Я не стала объяснять ей, что, засыпая, поднимаю кончики губ в улыбке, чтобы с помощью мышц побуждать организм испытывать эмоции счастья, а старость так усердно не комкала лицо. Мне нравится жить, нравится даже одиночество. Не нравиться может книга, шоу, человек, но жизнь? Почему этого нужно стыдиться и думать, что моя жизнь не удалась? А у кого удалась? У известного писателя, который умер, не успев выговориться, у всенародно любимого актёра, который застрелился с перепою, у великого учёного, умершего не дождавшись признания?

У меня нет претензий к Создателю. Я обыватель, и всё обывательское у меня сбылось: муж, квартира, машина. Меня любили и я любила, передав детям мятежные гены Дона. Кто знает: не погибни он в катастрофе, его талант мог истощиться и всё достигнутое пошло бы прахом. Может, он погиб вовремя, так ведь тоже бывает. Разве счастлив тот, кто живёт долго? Счастлив – кто не перестаёт стремиться к недостижимому.

* * *

Каждый раз, перед тем, как погасить ночник, благодарю Господа за красоту мира. Каким нужно обладать воображением, чтобы, не имея примера, исторгнуть из себя столь совершенное пространство, в котором лишь человек, созданный как раз по образцу, и подкачал – позарился на зелёное яблоко. А нам отвечать.

Час поздний, но жара не спадает. Хоста сладко спит, погрузившись во влажную духоту. Случайный ветерок, пробегавший мимо, задел листья пальмы. Они чуть подрожали и вновь застыли, словно веера в руках церемонных японок. На посёлок спустилась благодать.

Внезапно тишину разорвал заехавший во двор лихой «Ниссан» с включённым на полную мощность динамиком. По ушам бьют неблагозвучные аккорды вперемешку с барабанной дробью – у идущих за нами это зовётся музыкой. Невольно задаёшься вопросом: почему мама так плохо воспитала парня за рулём? Погромыхав в охотку, он уедет, оставив после себя возбуждение и долгий след молодой, не нашедшей лучшего применения силы. Провинция вообще редко соблюдает законы – их пишут в «жирной» столице, а тут другие люди, живут по-другому, зарабатывают мало, потому и делают, что хотят.

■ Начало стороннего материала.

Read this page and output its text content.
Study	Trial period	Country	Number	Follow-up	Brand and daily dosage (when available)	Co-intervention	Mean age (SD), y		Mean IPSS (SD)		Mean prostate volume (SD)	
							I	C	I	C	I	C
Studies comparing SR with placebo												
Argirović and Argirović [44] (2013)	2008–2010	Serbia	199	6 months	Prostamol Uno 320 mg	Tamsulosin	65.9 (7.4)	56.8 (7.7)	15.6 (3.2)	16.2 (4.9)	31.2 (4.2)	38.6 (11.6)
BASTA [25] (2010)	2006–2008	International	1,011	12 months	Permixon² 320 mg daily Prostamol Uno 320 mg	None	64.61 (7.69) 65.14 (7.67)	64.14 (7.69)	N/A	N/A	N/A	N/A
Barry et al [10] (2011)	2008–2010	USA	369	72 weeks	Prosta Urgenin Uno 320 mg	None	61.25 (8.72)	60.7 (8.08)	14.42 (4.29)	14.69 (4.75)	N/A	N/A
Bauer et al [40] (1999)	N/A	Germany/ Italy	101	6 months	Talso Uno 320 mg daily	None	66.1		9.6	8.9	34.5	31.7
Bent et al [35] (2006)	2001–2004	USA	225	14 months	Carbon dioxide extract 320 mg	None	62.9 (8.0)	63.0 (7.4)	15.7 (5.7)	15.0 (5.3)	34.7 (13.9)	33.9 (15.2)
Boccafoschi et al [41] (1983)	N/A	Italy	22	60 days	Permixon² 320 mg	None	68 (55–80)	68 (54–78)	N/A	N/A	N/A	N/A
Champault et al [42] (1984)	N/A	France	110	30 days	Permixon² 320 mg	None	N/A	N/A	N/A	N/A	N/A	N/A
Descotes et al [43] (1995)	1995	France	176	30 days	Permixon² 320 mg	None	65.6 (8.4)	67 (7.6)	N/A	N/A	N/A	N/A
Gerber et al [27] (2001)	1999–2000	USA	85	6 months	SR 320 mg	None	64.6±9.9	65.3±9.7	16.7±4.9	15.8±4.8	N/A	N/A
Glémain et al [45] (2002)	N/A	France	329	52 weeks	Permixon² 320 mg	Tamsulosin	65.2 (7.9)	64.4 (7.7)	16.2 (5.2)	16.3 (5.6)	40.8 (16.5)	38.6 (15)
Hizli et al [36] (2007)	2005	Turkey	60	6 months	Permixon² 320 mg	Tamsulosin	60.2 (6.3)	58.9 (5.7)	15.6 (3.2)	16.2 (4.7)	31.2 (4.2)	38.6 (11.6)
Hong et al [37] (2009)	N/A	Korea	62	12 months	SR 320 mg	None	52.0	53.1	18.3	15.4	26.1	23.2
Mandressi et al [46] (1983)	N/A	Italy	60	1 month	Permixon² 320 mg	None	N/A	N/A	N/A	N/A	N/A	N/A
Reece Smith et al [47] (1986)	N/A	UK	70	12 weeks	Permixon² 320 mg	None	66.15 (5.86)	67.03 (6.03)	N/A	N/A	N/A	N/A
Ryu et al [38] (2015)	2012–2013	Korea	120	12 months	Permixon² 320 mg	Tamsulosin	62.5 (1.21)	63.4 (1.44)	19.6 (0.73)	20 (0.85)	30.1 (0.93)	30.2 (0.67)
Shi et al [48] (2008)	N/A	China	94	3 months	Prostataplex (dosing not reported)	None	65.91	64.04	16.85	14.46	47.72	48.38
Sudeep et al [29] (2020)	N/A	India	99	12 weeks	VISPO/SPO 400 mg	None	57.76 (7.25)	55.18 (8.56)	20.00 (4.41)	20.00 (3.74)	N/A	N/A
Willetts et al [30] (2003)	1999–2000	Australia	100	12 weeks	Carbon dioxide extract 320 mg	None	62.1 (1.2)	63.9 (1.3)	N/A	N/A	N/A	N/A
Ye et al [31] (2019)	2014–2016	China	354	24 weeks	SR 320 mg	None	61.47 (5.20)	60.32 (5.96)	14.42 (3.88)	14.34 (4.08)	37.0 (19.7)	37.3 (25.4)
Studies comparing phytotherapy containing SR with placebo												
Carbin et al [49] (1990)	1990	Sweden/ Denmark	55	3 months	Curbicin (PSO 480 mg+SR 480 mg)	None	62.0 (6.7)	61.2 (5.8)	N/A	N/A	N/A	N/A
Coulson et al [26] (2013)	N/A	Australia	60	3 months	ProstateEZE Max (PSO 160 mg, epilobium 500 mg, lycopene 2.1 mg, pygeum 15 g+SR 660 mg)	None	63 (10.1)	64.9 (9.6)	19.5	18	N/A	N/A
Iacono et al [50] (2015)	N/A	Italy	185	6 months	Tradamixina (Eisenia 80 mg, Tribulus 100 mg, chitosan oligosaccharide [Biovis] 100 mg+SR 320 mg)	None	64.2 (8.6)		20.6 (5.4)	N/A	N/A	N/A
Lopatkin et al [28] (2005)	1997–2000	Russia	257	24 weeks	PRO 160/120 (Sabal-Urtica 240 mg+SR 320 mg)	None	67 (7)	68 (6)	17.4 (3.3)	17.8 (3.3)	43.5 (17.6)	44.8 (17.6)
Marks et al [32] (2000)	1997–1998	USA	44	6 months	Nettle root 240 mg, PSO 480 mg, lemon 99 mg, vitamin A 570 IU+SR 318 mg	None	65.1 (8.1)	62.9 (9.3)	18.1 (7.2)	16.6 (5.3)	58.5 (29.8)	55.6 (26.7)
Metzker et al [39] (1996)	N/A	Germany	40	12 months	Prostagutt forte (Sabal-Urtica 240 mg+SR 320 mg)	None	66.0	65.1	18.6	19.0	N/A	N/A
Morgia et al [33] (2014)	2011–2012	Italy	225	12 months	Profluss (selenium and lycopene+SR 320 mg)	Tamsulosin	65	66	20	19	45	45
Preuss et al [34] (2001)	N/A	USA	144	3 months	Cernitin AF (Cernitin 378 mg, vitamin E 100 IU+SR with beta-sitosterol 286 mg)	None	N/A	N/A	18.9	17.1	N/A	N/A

Раньше, когда мы с Кириллом ещё работали и приезжали к морю только в отпуск, меня ужасно злили ночная трескотня отечественных автомобилей, перебранка пьяных, громкое ржанье юношей и девушек, отдыхающих от летнего зноя на скамейках под окнами. Мотоциклисты дожидались своих избранниц, не глуша моторов. Даже усердные цикады мешали спать. И собаки. Ну, как же в посёлке без собак! Десятки бездомных брехали до рассвета, то затихая, то вдохновляясь новыми призывами.

Нынче иномарки – хоть грузовые, хоть легковые – ползут по-пластунски, вкрадчиво шелестя шинами, а голоса не раздражают, наоборот, приводят в спокойное равновесие: как бы ни была печальна жизнь, она продолжается, облака плывут по небу, реки бегут к морю и последняя капля ещё не пролилась.